I’m fanatic about all things tea-related. Lately, I’ve been fascinated with Wuyi yancha, aged Taiwanese oolongs, and sheng pu’ercha. Nearly all of my sessions as of late are performed gong fu, with pu’er tastings comprising probably eighty percent of them. My collection of pu’ercha is small, but growing steadily. Much of the specimens I drink daily are various samples, although I dig into a cake every so often.

I love trying new teas and I am always learning all I can about the world of tea. Hence, I spend a majority of the time I devote to tea either drinking, writing notes in my journal, or reading. But mostly drinking, as I think it should be.

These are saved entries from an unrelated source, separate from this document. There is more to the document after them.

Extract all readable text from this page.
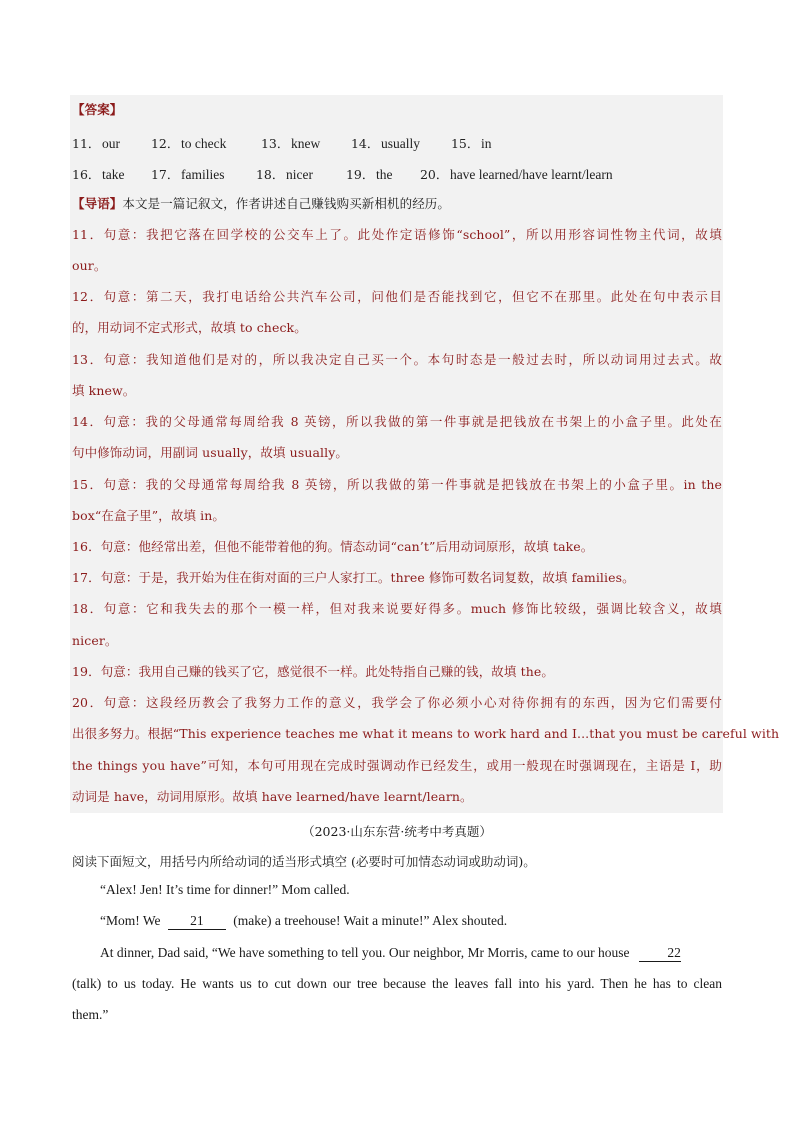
【答案】
11． our 12． to check	13． knew 14． usually 15． in
16． take 17． families	18． nicer	19． the 20． have learned/have learnt/learn
【导语】本文是一篇记叙文，作者讲述自己赚钱购买新相机的经历。
11．句意：我把它落在回学校的公交车上了。此处作定语修饰“school”，所以用形容词性物主代词，故填
our。
12．句意：第二天，我打电话给公共汽车公司，问他们是否能找到它，但它不在那里。此处在句中表示目
的，用动词不定式形式，故填 to check。
13．句意：我知道他们是对的，所以我决定自己买一个。本句时态是一般过去时，所以动词用过去式。故
填 knew。
14．句意：我的父母通常每周给我 8 英镑，所以我做的第一件事就是把钱放在书架上的小盒子里。此处在
句中修饰动词，用副词 usually，故填 usually。
15．句意：我的父母通常每周给我 8 英镑，所以我做的第一件事就是把钱放在书架上的小盒子里。in the
box“在盒子里”，故填 in。
16．句意：他经常出差，但他不能带着他的狗。情态动词“can’t”后用动词原形，故填 take。
17．句意：于是，我开始为住在街对面的三户人家打工。three 修饰可数名词复数，故填 families。
18．句意：它和我失去的那个一模一样，但对我来说要好得多。much 修饰比较级，强调比较含义，故填
nicer。
19．句意：我用自己赚的钱买了它，感觉很不一样。此处特指自己赚的钱，故填 the。
20．句意：这段经历教会了我努力工作的意义，我学会了你必须小心对待你拥有的东西，因为它们需要付
出很多努力。根据“This experience teaches me what it means to work hard and I...that you must be careful with
the things you have”可知，本句可用现在完成时强调动作已经发生，或用一般现在时强调现在，主语是 I，助
动词是 have，动词用原形。故填 have learned/have learnt/learn。
（2023·山东东营·统考中考真题）
阅读下面短文，用括号内所给动词的适当形式填空 (必要时可加情态动词或助动词)。
“Alex! Jen! It’s time for dinner!” Mom called.
“Mom! We 21 (make) a treehouse! Wait a minute!” Alex shouted.
At dinner, Dad said, “We have something to tell you. Our neighbor, Mr Morris, came to our house	22
(talk) to us today. He wants us to cut down our tree because the leaves fall into his yard. Then he has to clean
them.”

Since I have handwritten logs of everything I drink, I cannot usually find the extra time to log my notes here, and unfortunately my online log is underrepresented.

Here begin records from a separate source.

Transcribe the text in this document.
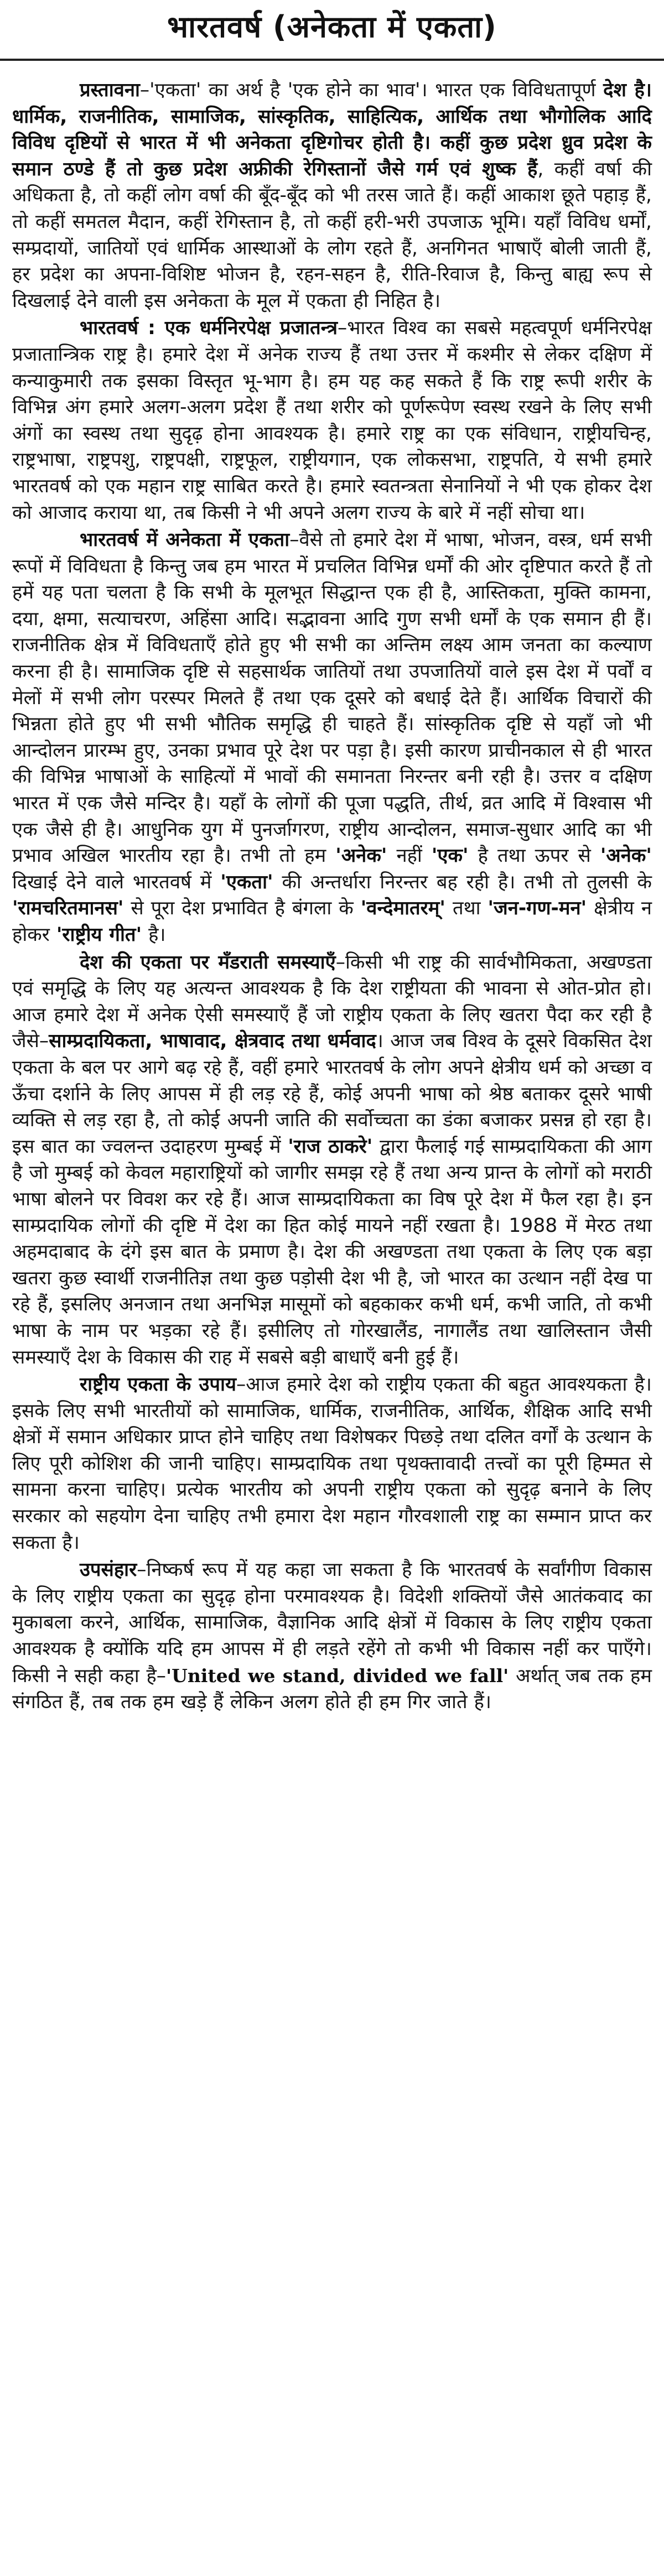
भारतवर्ष (अनेकता में एकता)

प्रस्तावना–'एकता' का अर्थ है 'एक होने का भाव'। भारत एक विविधतापूर्ण देश है। धार्मिक, राजनीतिक, सामाजिक, सांस्कृतिक, साहित्यिक, आर्थिक तथा भौगोलिक आदि विविध दृष्टियों से भारत में भी अनेकता दृष्टिगोचर होती है। कहीं कुछ प्रदेश ध्रुव प्रदेश के समान ठण्डे हैं तो कुछ प्रदेश अफ्रीकी रेगिस्तानों जैसे गर्म एवं शुष्क हैं, कहीं वर्षा की अधिकता है, तो कहीं लोग वर्षा की बूँद-बूँद को भी तरस जाते हैं। कहीं आकाश छूते पहाड़ हैं, तो कहीं समतल मैदान, कहीं रेगिस्तान है, तो कहीं हरी-भरी उपजाऊ भूमि। यहाँ विविध धर्मों, सम्प्रदायों, जातियों एवं धार्मिक आस्थाओं के लोग रहते हैं, अनगिनत भाषाएँ बोली जाती हैं, हर प्रदेश का अपना-विशिष्ट भोजन है, रहन-सहन है, रीति-रिवाज है, किन्तु बाह्य रूप से दिखलाई देने वाली इस अनेकता के मूल में एकता ही निहित है।

भारतवर्ष : एक धर्मनिरपेक्ष प्रजातन्त्र–भारत विश्व का सबसे महत्वपूर्ण धर्मनिरपेक्ष प्रजातान्त्रिक राष्ट्र है। हमारे देश में अनेक राज्य हैं तथा उत्तर में कश्मीर से लेकर दक्षिण में कन्याकुमारी तक इसका विस्तृत भू-भाग है। हम यह कह सकते हैं कि राष्ट्र रूपी शरीर के विभिन्न अंग हमारे अलग-अलग प्रदेश हैं तथा शरीर को पूर्णरूपेण स्वस्थ रखने के लिए सभी अंगों का स्वस्थ तथा सुदृढ़ होना आवश्यक है। हमारे राष्ट्र का एक संविधान, राष्ट्रीयचिन्ह, राष्ट्रभाषा, राष्ट्रपशु, राष्ट्रपक्षी, राष्ट्रफूल, राष्ट्रीयगान, एक लोकसभा, राष्ट्रपति, ये सभी हमारे भारतवर्ष को एक महान राष्ट्र साबित करते है। हमारे स्वतन्त्रता सेनानियों ने भी एक होकर देश को आजाद कराया था, तब किसी ने भी अपने अलग राज्य के बारे में नहीं सोचा था।

भारतवर्ष में अनेकता में एकता–वैसे तो हमारे देश में भाषा, भोजन, वस्त्र, धर्म सभी रूपों में विविधता है किन्तु जब हम भारत में प्रचलित विभिन्न धर्मों की ओर दृष्टिपात करते हैं तो हमें यह पता चलता है कि सभी के मूलभूत सिद्धान्त एक ही है, आस्तिकता, मुक्ति कामना, दया, क्षमा, सत्याचरण, अहिंसा आदि। सद्भावना आदि गुण सभी धर्मों के एक समान ही हैं। राजनीतिक क्षेत्र में विविधताएँ होते हुए भी सभी का अन्तिम लक्ष्य आम जनता का कल्याण करना ही है। सामाजिक दृष्टि से सहसार्थक जातियों तथा उपजातियों वाले इस देश में पर्वों व मेलों में सभी लोग परस्पर मिलते हैं तथा एक दूसरे को बधाई देते हैं। आर्थिक विचारों की भिन्नता होते हुए भी सभी भौतिक समृद्धि ही चाहते हैं। सांस्कृतिक दृष्टि से यहाँ जो भी आन्दोलन प्रारम्भ हुए, उनका प्रभाव पूरे देश पर पड़ा है। इसी कारण प्राचीनकाल से ही भारत की विभिन्न भाषाओं के साहित्यों में भावों की समानता निरन्तर बनी रही है। उत्तर व दक्षिण भारत में एक जैसे मन्दिर है। यहाँ के लोगों की पूजा पद्धति, तीर्थ, व्रत आदि में विश्वास भी एक जैसे ही है। आधुनिक युग में पुनर्जागरण, राष्ट्रीय आन्दोलन, समाज-सुधार आदि का भी प्रभाव अखिल भारतीय रहा है। तभी तो हम 'अनेक' नहीं 'एक' है तथा ऊपर से 'अनेक' दिखाई देने वाले भारतवर्ष में 'एकता' की अन्तर्धारा निरन्तर बह रही है। तभी तो तुलसी के 'रामचरितमानस' से पूरा देश प्रभावित है बंगला के 'वन्देमातरम्' तथा 'जन-गण-मन' क्षेत्रीय न होकर 'राष्ट्रीय गीत' है।

देश की एकता पर मँडराती समस्याएँ–किसी भी राष्ट्र की सार्वभौमिकता, अखण्डता एवं समृद्धि के लिए यह अत्यन्त आवश्यक है कि देश राष्ट्रीयता की भावना से ओत-प्रोत हो। आज हमारे देश में अनेक ऐसी समस्याएँ हैं जो राष्ट्रीय एकता के लिए खतरा पैदा कर रही है जैसे–साम्प्रदायिकता, भाषावाद, क्षेत्रवाद तथा धर्मवाद। आज जब विश्व के दूसरे विकसित देश एकता के बल पर आगे बढ़ रहे हैं, वहीं हमारे भारतवर्ष के लोग अपने क्षेत्रीय धर्म को अच्छा व ऊँचा दर्शाने के लिए आपस में ही लड़ रहे हैं, कोई अपनी भाषा को श्रेष्ठ बताकर दूसरे भाषी व्यक्ति से लड़ रहा है, तो कोई अपनी जाति की सर्वोच्चता का डंका बजाकर प्रसन्न हो रहा है। इस बात का ज्वलन्त उदाहरण मुम्बई में 'राज ठाकरे' द्वारा फैलाई गई साम्प्रदायिकता की आग है जो मुम्बई को केवल महाराष्ट्रियों को जागीर समझ रहे हैं तथा अन्य प्रान्त के लोगों को मराठी भाषा बोलने पर विवश कर रहे हैं। आज साम्प्रदायिकता का विष पूरे देश में फैल रहा है। इन साम्प्रदायिक लोगों की दृष्टि में देश का हित कोई मायने नहीं रखता है। 1988 में मेरठ तथा अहमदाबाद के दंगे इस बात के प्रमाण है। देश की अखण्डता तथा एकता के लिए एक बड़ा खतरा कुछ स्वार्थी राजनीतिज्ञ तथा कुछ पड़ोसी देश भी है, जो भारत का उत्थान नहीं देख पा रहे हैं, इसलिए अनजान तथा अनभिज्ञ मासूमों को बहकाकर कभी धर्म, कभी जाति, तो कभी भाषा के नाम पर भड़का रहे हैं। इसीलिए तो गोरखालैंड, नागालैंड तथा खालिस्तान जैसी समस्याएँ देश के विकास की राह में सबसे बड़ी बाधाएँ बनी हुई हैं।

राष्ट्रीय एकता के उपाय–आज हमारे देश को राष्ट्रीय एकता की बहुत आवश्यकता है। इसके लिए सभी भारतीयों को सामाजिक, धार्मिक, राजनीतिक, आर्थिक, शैक्षिक आदि सभी क्षेत्रों में समान अधिकार प्राप्त होने चाहिए तथा विशेषकर पिछड़े तथा दलित वर्गों के उत्थान के लिए पूरी कोशिश की जानी चाहिए। साम्प्रदायिक तथा पृथक्तावादी तत्त्वों का पूरी हिम्मत से सामना करना चाहिए। प्रत्येक भारतीय को अपनी राष्ट्रीय एकता को सुदृढ़ बनाने के लिए सरकार को सहयोग देना चाहिए तभी हमारा देश महान गौरवशाली राष्ट्र का सम्मान प्राप्त कर सकता है।

उपसंहार–निष्कर्ष रूप में यह कहा जा सकता है कि भारतवर्ष के सर्वांगीण विकास के लिए राष्ट्रीय एकता का सुदृढ़ होना परमावश्यक है। विदेशी शक्तियों जैसे आतंकवाद का मुकाबला करने, आर्थिक, सामाजिक, वैज्ञानिक आदि क्षेत्रों में विकास के लिए राष्ट्रीय एकता आवश्यक है क्योंकि यदि हम आपस में ही लड़ते रहेंगे तो कभी भी विकास नहीं कर पाएँगे। किसी ने सही कहा है–'United we stand, divided we fall' अर्थात् जब तक हम संगठित हैं, तब तक हम खड़े हैं लेकिन अलग होते ही हम गिर जाते हैं।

When drinking, I look for a tea that presents a unique experience, something that involves every sense and provides intrigue in every aspect throughout steeps. I search for teas with balanced complexity and something that makes me keep reaching for my cup. I yearn to find all the positives a tea possesses and every subtle nuance hiding among the leaves. I try to be detailed in my notes and deliver a more comprehensive view of the tea, paying attention to things other than simply flavors and qualitative aspects of aroma, such as the form of the liquor and its development in the mouth. Things like this are much easier to compare between teas, as I find them to be more consistent between sessions, and also make distinctions between a good and mediocre tea easier to make.

Teaware
Adagio UtiliTEA electric kettle.
For gong fu, a 100 mL porcelain gaiwan and a 100mL Yixing di cao qing xi shi pot dedicated to mostly young sheng pu’er.
I drink all green teas in small (maybe 450mL) glass tumblers in the traditional style, with off-boiling water.